Keats and Severn took rooms at the foot of the Spanish Steps in
the heart of the Eternal City’s “English Quarter.” From the dark paneled interior the poet had a view of the crowded steps, dominated by the majestic Trinità dei Monti above as well as the
Bernini fountain which presides over the piazza. It was the lulling sound of the water that caused the poet to dictate to Severn his
own simple epitaph: “Here lies one whose name was writ in water. “In three short months Keats declined rapidly, misdiagnosed by
his English physician. In his last days he was confined to the tiny bedroom with its ceiling of carved, gold-leafed squares embossed
with flowers, and in his delirium he remarked to Severn that “the flowers [are] growing over me.” He refused to open any of Fanny
Brawne’s letters to him, fearing the emotional impact he knew they would make, and instead, he asked Severn to place them on
his heart in his coffin – a request Severn honored, thereby depriving posterity of these documents. Tormented by the
ravages of the disease, he desperately asked “when this posthumous existence of mine will end?” The end did come late
on February 23, when he called for Severn to lift him up and not to be afraid.
It fell to Severn to handle all the final arrangements. Vatican law proscribed burning all the furniture and draperies to “prevent the
spread of infection.” The painter and the English community secured a burial for the poet in the Protestant Cemetery where
not long after he and Charles Brown had erected a stone on which is engraved a broken lyre and an inscription, which while it does
not name Keats, identifies him as a young English poet who / on his Death Bed, in the Bitterness of his Heart / at the Malicious
Power of his Enemies / Desired / these Words to be / engraven on his Tomb Stone: / Here lies One / Whose Name was writ in Water.
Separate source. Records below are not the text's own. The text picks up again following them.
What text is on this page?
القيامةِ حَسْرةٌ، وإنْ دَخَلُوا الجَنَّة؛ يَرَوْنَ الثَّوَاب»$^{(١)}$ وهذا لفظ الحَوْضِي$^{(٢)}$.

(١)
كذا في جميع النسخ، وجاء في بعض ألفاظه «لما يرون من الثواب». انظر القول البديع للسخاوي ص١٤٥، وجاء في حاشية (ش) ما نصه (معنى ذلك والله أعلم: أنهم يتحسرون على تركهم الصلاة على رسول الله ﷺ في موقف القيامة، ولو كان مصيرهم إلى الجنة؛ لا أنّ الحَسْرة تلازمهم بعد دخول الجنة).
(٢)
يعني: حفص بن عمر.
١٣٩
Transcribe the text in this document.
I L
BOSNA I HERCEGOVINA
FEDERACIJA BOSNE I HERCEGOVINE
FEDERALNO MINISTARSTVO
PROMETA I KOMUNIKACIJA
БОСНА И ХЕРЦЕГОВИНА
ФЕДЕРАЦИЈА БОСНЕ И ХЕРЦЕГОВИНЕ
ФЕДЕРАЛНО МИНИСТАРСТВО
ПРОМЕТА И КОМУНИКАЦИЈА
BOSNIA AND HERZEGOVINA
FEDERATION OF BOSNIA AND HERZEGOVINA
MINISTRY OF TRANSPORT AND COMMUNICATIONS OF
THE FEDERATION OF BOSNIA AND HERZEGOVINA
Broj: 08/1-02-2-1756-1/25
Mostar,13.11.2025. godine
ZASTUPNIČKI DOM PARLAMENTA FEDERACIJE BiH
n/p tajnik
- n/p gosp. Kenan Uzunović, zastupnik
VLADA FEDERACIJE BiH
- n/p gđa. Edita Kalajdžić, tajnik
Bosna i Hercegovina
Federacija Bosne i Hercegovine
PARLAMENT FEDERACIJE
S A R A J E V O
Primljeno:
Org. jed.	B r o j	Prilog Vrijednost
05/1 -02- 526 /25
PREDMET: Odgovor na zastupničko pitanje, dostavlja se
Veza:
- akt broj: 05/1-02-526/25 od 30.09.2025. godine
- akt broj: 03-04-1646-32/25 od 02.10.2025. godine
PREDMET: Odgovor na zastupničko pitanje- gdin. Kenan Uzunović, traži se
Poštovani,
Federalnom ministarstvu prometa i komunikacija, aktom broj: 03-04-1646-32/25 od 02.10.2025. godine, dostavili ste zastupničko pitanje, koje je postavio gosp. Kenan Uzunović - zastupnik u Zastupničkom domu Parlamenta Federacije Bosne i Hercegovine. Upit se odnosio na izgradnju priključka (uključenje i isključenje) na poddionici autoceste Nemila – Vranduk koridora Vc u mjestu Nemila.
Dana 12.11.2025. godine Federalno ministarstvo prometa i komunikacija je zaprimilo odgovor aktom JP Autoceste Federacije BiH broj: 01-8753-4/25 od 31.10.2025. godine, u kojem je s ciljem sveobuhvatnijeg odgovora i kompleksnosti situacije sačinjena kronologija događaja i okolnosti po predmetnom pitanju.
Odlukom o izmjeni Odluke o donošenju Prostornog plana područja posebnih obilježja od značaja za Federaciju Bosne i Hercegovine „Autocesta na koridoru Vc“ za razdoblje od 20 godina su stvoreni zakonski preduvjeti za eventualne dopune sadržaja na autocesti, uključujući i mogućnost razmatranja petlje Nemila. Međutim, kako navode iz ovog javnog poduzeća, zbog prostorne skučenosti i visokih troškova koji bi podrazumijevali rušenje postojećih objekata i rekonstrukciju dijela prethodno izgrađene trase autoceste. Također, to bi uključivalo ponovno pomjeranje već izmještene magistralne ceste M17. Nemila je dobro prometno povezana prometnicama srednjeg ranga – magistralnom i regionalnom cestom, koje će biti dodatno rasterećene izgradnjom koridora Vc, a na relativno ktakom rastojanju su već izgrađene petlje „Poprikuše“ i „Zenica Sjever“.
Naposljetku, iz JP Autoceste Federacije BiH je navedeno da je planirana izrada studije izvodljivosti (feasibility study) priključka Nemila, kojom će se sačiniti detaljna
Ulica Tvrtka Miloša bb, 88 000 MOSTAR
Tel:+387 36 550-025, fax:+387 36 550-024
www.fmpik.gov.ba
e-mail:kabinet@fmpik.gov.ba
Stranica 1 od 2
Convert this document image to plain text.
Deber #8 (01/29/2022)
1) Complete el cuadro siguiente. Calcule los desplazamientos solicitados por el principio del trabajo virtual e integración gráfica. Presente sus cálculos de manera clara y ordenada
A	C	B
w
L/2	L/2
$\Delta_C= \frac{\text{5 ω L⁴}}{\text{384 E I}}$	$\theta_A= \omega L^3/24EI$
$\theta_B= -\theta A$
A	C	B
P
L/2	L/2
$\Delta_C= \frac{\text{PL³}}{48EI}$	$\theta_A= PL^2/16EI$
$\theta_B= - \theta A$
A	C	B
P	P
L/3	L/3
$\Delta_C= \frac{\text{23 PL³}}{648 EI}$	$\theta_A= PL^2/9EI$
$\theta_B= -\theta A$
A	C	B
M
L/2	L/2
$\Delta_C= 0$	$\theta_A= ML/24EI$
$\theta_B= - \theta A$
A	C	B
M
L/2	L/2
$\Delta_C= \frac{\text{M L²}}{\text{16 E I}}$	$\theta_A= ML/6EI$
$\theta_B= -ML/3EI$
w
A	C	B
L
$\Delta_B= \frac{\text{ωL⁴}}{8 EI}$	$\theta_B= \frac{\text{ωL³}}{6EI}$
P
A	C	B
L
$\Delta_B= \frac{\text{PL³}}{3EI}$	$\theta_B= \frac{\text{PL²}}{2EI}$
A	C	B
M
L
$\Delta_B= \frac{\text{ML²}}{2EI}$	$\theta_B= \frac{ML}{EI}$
If Keats' poetic presence seems to penetrate the walls and meadows of Hampstead Heath, his silence is what rings out with
poignant clarity in the room in Rome and beneath the graveyard’s pyramid. Instead of Keats’ voice, as one visits Rome, one hears
the immortal words of Shelley’s great elegy, Adonais, which ironically not only mourned a fellow poet, but seemed to foresee
Shelley’s own imminent death, where in the closing stanzas Shelley offers these consolations
He lives, he wakes—'tis Death is dead, not he;/Mourn not for
Adonais…..He is made one with Nature… He is a portion of the loveliness/Which once he made more lovely…
before he imagines himself embarking on the journey in which Keats has preceded him:
I am borne darkly, fearfully, afar;
Whilst, burning through the inmost veil of Heaven, The soul of Adonais, like a star,
Beacons from the abode where the Eternal are.
It is with these words that I closed my libretto for Daniel Steven Crafts, who set them for chorus, bringing full circle the opera from
its poignant melodic choral opening in which the music of the fountain and Keats’ epitaph antiphonally replies to Shelley’s O weep for Adonais, he is dead. To hear Crafts’ music is to transport
me back to Hampstead and then to my last visit to Rome more than a decade ago.
While paying our respects to the Keats house at the Spanish steps, I remarked to my husband Greg that the poet’s story was so
operatic. “You should write it,” he challenged me. I shrugged and laughed, “I doubt anyone will ask me to.” Fast forward fifteen
years. When Crafts and I agreed on a subject for our collaboration, I didn’t remember the comment. It was only after I had finished
the manuscript, and Danny and I were exchanging letters that Greg’s words came back to me, and I realized that in a way, I had just completed a journey.